Show that if $\langle f,g\rangle=\langle k,h\rangle$ then $f=k$ and $g=h$
Briefly, you deduced correctly the equalities $pr_a \circ \langle k,h\rangle=k$ and $pr_a \circ \langle k,h \rangle =f$, right? Hence $k=pr_a \circ \langle k,h \rangle =f$. And as you said the same works for $pr_b$.
Observe that a stronger property holds: $\langle f,g \rangle =\langle k,h \rangle$ if and only if $f=k$ and $g=h$. This is precisely the definition of product you wrote.
The notation $a \times b$ can be confusing when you're first learning about products in categorical terms. $a \times b$ is simply an object that happens to satisfy the universal property of the product. Depending on the underlying category, it may or may not be the cartesian product. Similarly, $\langle f, g\rangle$ is the arrow induced by the universal property. It's certainly not an ordered pair.
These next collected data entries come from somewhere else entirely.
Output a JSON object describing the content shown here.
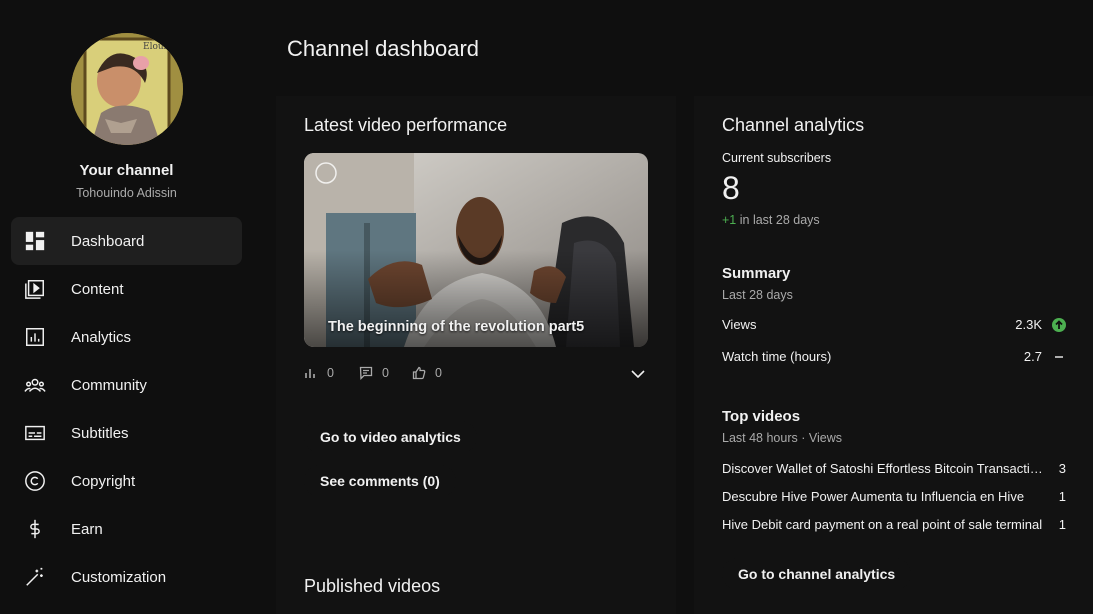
{
  "sidebar": {
    "channel_title": "Your channel",
    "channel_name": "Tohouindo Adissin",
    "items": [
      {
        "label": "Dashboard",
        "icon": "dashboard-icon",
        "active": true
      },
      {
        "label": "Content",
        "icon": "content-icon"
      },
      {
        "label": "Analytics",
        "icon": "analytics-icon"
      },
      {
        "label": "Community",
        "icon": "community-icon"
      },
      {
        "label": "Subtitles",
        "icon": "subtitles-icon"
      },
      {
        "label": "Copyright",
        "icon": "copyright-icon"
      },
      {
        "label": "Earn",
        "icon": "dollar-icon"
      },
      {
        "label": "Customization",
        "icon": "magic-wand-icon"
      }
    ]
  },
  "main": {
    "page_title": "Channel dashboard",
    "latest": {
      "title": "Latest video performance",
      "video_title": "The beginning of the revolution part5",
      "views": "0",
      "comments": "0",
      "likes": "0",
      "go_video_analytics": "Go to video analytics",
      "see_comments": "See comments (0)"
    },
    "published_title": "Published videos",
    "analytics": {
      "title": "Channel analytics",
      "subs_label": "Current subscribers",
      "subs_value": "8",
      "subs_delta": "+1",
      "subs_delta_suffix": "in last 28 days",
      "summary_title": "Summary",
      "summary_period": "Last 28 days",
      "rows": [
        {
          "label": "Views",
          "value": "2.3K",
          "indicator": "up-arrow-icon"
        },
        {
          "label": "Watch time (hours)",
          "value": "2.7",
          "indicator": "dash-icon"
        }
      ],
      "top_title": "Top videos",
      "top_period": "Last 48 hours · Views",
      "top_videos": [
        {
          "title": "Discover Wallet of Satoshi Effortless Bitcoin Transactions",
          "views": "3"
        },
        {
          "title": "Descubre Hive Power Aumenta tu Influencia en Hive",
          "views": "1"
        },
        {
          "title": "Hive Debit card payment on a real point of sale terminal",
          "views": "1"
        }
      ],
      "go_channel_analytics": "Go to channel analytics"
    }
  },
  "colors": {
    "background": "#0f0f0f",
    "panel": "#121212",
    "active_nav": "#1f1f1f",
    "muted_text": "#aaaaaa",
    "positive": "#4caf50"
  }
}
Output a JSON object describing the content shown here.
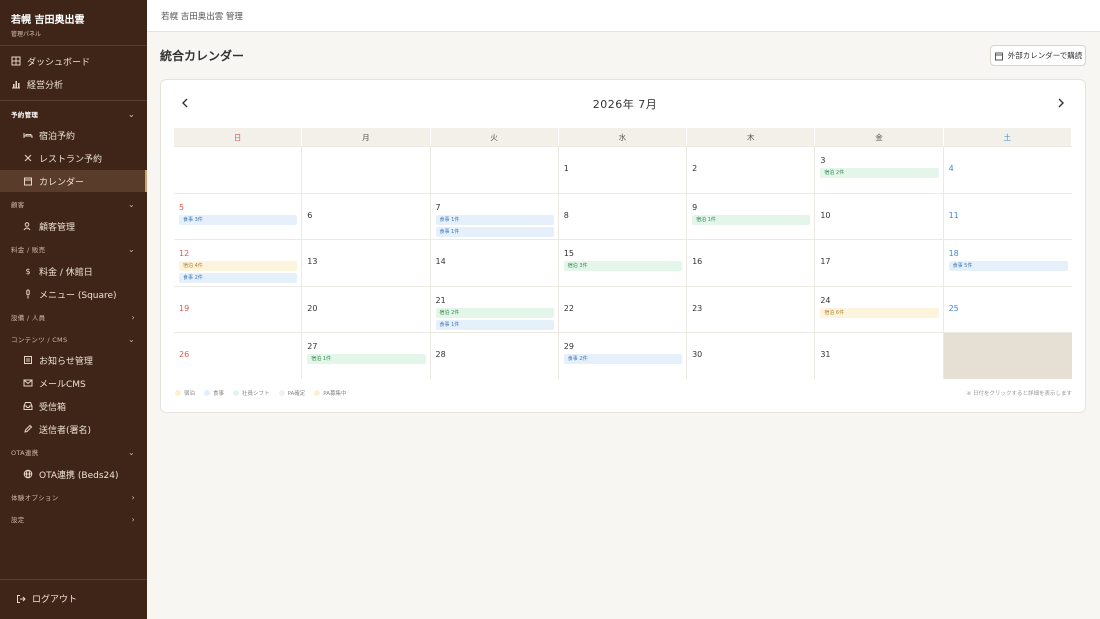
{
  "brand": {
    "title": "若幌 吉田奥出雲",
    "subtitle": "管理パネル"
  },
  "sidebar": {
    "dashboard": "ダッシュボード",
    "analytics": "経営分析",
    "group_reservations": "予約管理",
    "lodging": "宿泊予約",
    "restaurant": "レストラン予約",
    "calendar": "カレンダー",
    "group_customers": "顧客",
    "customers": "顧客管理",
    "group_pricing": "料金 / 販売",
    "rates": "料金 / 休館日",
    "menu": "メニュー (Square)",
    "group_facilities": "設備 / 人員",
    "group_content": "コンテンツ / CMS",
    "news": "お知らせ管理",
    "mail_cms": "メールCMS",
    "inbox": "受信箱",
    "senders": "送信者(署名)",
    "group_ota": "OTA連携",
    "ota_beds24": "OTA連携 (Beds24)",
    "group_experience": "体験オプション",
    "group_settings": "設定",
    "logout": "ログアウト"
  },
  "header": {
    "title": "若幌 吉田奥出雲 管理"
  },
  "page": {
    "title": "統合カレンダー",
    "subscribe_button": "外部カレンダーで購読"
  },
  "calendar": {
    "month_title": "2026年 7月",
    "days_of_week": [
      "日",
      "月",
      "火",
      "水",
      "木",
      "金",
      "土"
    ],
    "weeks": [
      [
        {
          "day": ""
        },
        {
          "day": ""
        },
        {
          "day": ""
        },
        {
          "day": "1"
        },
        {
          "day": "2"
        },
        {
          "day": "3",
          "events": [
            {
              "type": "shift",
              "label": "宿泊 2件"
            }
          ]
        },
        {
          "day": "4"
        }
      ],
      [
        {
          "day": "5",
          "events": [
            {
              "type": "meal",
              "label": "食事 3件"
            }
          ]
        },
        {
          "day": "6"
        },
        {
          "day": "7",
          "events": [
            {
              "type": "meal",
              "label": "食事 1件"
            },
            {
              "type": "meal",
              "label": "食事 1件"
            }
          ]
        },
        {
          "day": "8"
        },
        {
          "day": "9",
          "events": [
            {
              "type": "shift",
              "label": "宿泊 1件"
            }
          ]
        },
        {
          "day": "10"
        },
        {
          "day": "11"
        }
      ],
      [
        {
          "day": "12",
          "events": [
            {
              "type": "stay",
              "label": "宿泊 4件"
            },
            {
              "type": "meal",
              "label": "食事 2件"
            }
          ]
        },
        {
          "day": "13"
        },
        {
          "day": "14"
        },
        {
          "day": "15",
          "events": [
            {
              "type": "shift",
              "label": "宿泊 3件"
            }
          ]
        },
        {
          "day": "16"
        },
        {
          "day": "17"
        },
        {
          "day": "18",
          "events": [
            {
              "type": "meal",
              "label": "食事 5件"
            }
          ]
        }
      ],
      [
        {
          "day": "19"
        },
        {
          "day": "20"
        },
        {
          "day": "21",
          "events": [
            {
              "type": "shift",
              "label": "宿泊 2件"
            },
            {
              "type": "meal",
              "label": "食事 1件"
            }
          ]
        },
        {
          "day": "22"
        },
        {
          "day": "23"
        },
        {
          "day": "24",
          "events": [
            {
              "type": "stay",
              "label": "宿泊 6件"
            }
          ]
        },
        {
          "day": "25"
        }
      ],
      [
        {
          "day": "26"
        },
        {
          "day": "27",
          "events": [
            {
              "type": "shift",
              "label": "宿泊 1件"
            }
          ]
        },
        {
          "day": "28"
        },
        {
          "day": "29",
          "events": [
            {
              "type": "meal",
              "label": "食事 2件"
            }
          ]
        },
        {
          "day": "30"
        },
        {
          "day": "31"
        },
        {
          "day": "",
          "greyed": true
        }
      ]
    ],
    "legend": [
      {
        "label": "宿泊",
        "color": "#fdf0d2"
      },
      {
        "label": "食事",
        "color": "#e3eefb"
      },
      {
        "label": "社員シフト",
        "color": "#e2f5e8"
      },
      {
        "label": "PA確定",
        "color": "#eef2f8"
      },
      {
        "label": "PA募集中",
        "color": "#fbf1d6"
      }
    ],
    "hint": "※ 日付をクリックすると詳細を表示します"
  },
  "colors": {
    "sidebar_bg": "#3e2517",
    "accent": "#c9a26a",
    "sunday": "#e05a4f",
    "saturday": "#3a8ad8"
  }
}
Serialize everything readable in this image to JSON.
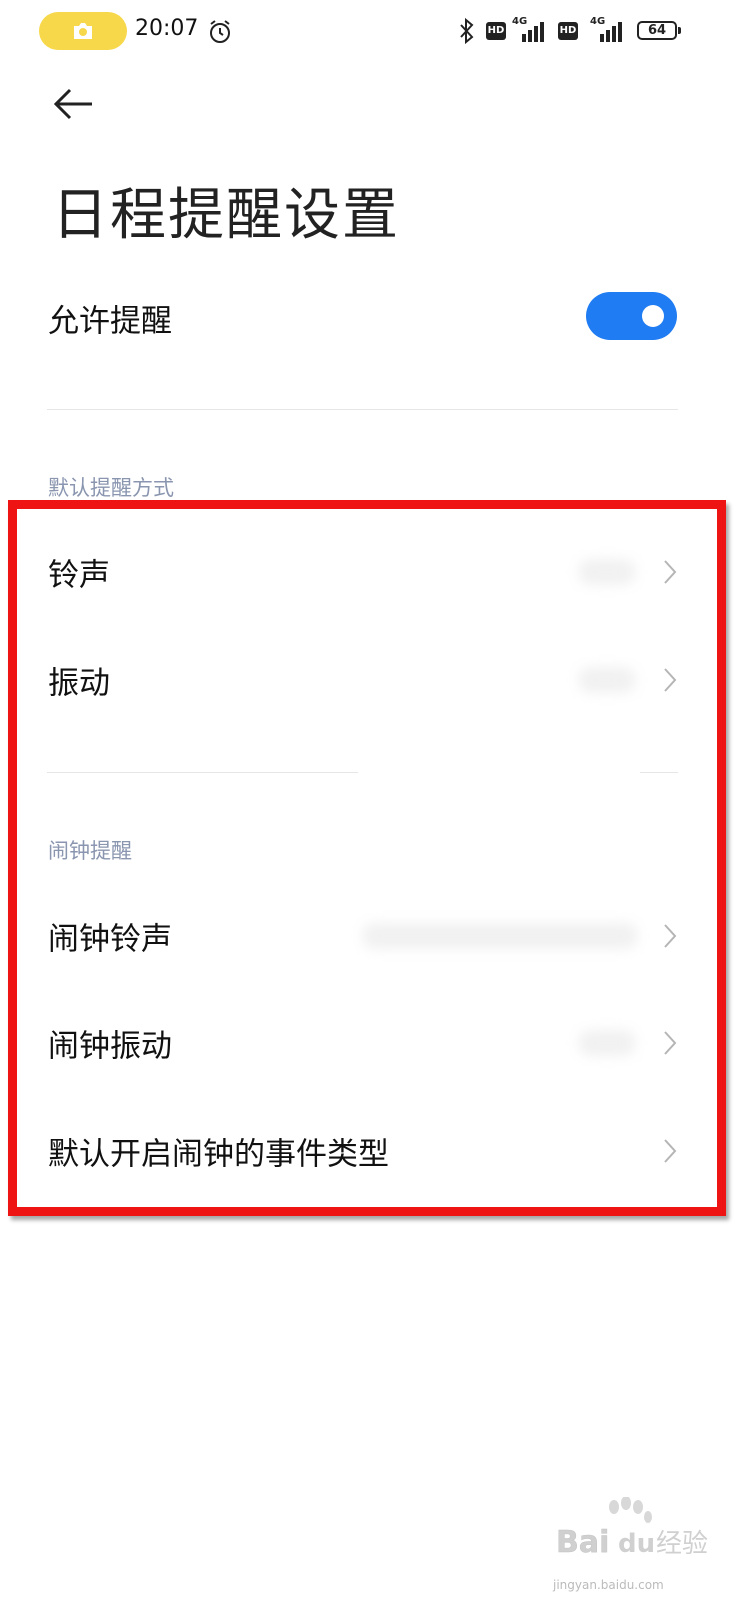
{
  "status_bar": {
    "time": "20:07",
    "hd1": "HD",
    "hd2": "HD",
    "net1": "4G",
    "net2": "4G",
    "battery": "64",
    "pill_color": "#f7d84a"
  },
  "header": {
    "title": "日程提醒设置"
  },
  "allow_reminder": {
    "label": "允许提醒",
    "enabled": true,
    "accent": "#1f7cf2"
  },
  "default_reminder": {
    "section_title": "默认提醒方式",
    "items": [
      {
        "label": "铃声"
      },
      {
        "label": "振动"
      }
    ]
  },
  "alarm_reminder": {
    "section_title": "闹钟提醒",
    "items": [
      {
        "label": "闹钟铃声"
      },
      {
        "label": "闹钟振动"
      },
      {
        "label": "默认开启闹钟的事件类型"
      }
    ]
  },
  "annotation": {
    "highlight_color": "#ee1414"
  },
  "watermark": {
    "brand": "Bai",
    "brand2": "du",
    "suffix": "经验",
    "url": "jingyan.baidu.com"
  }
}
To illustrate, we can rewrite the definition of the product without using any suggestive notation. The product of two objects $a$ and $b$ in a category $\mathcal C$ is an object $d$ with a pair of arrows $p_a : d \to a$ and $p_b : d \to b$ such that for any object $c$ and arrows $f : c \to a$ and $g : c \to b$, there exists a unique arrow $u : c \to d$ satisfying $f = p_a \circ u$ and $g = p_b \circ u$.
Your proof of the question given is exactly right. Since $\langle f, g\rangle = \langle k, h\rangle$, we have $$ f = p_a \circ \langle f, g\rangle = p_a \circ \langle k, h\rangle = k. $$
And similarly, $g = h$.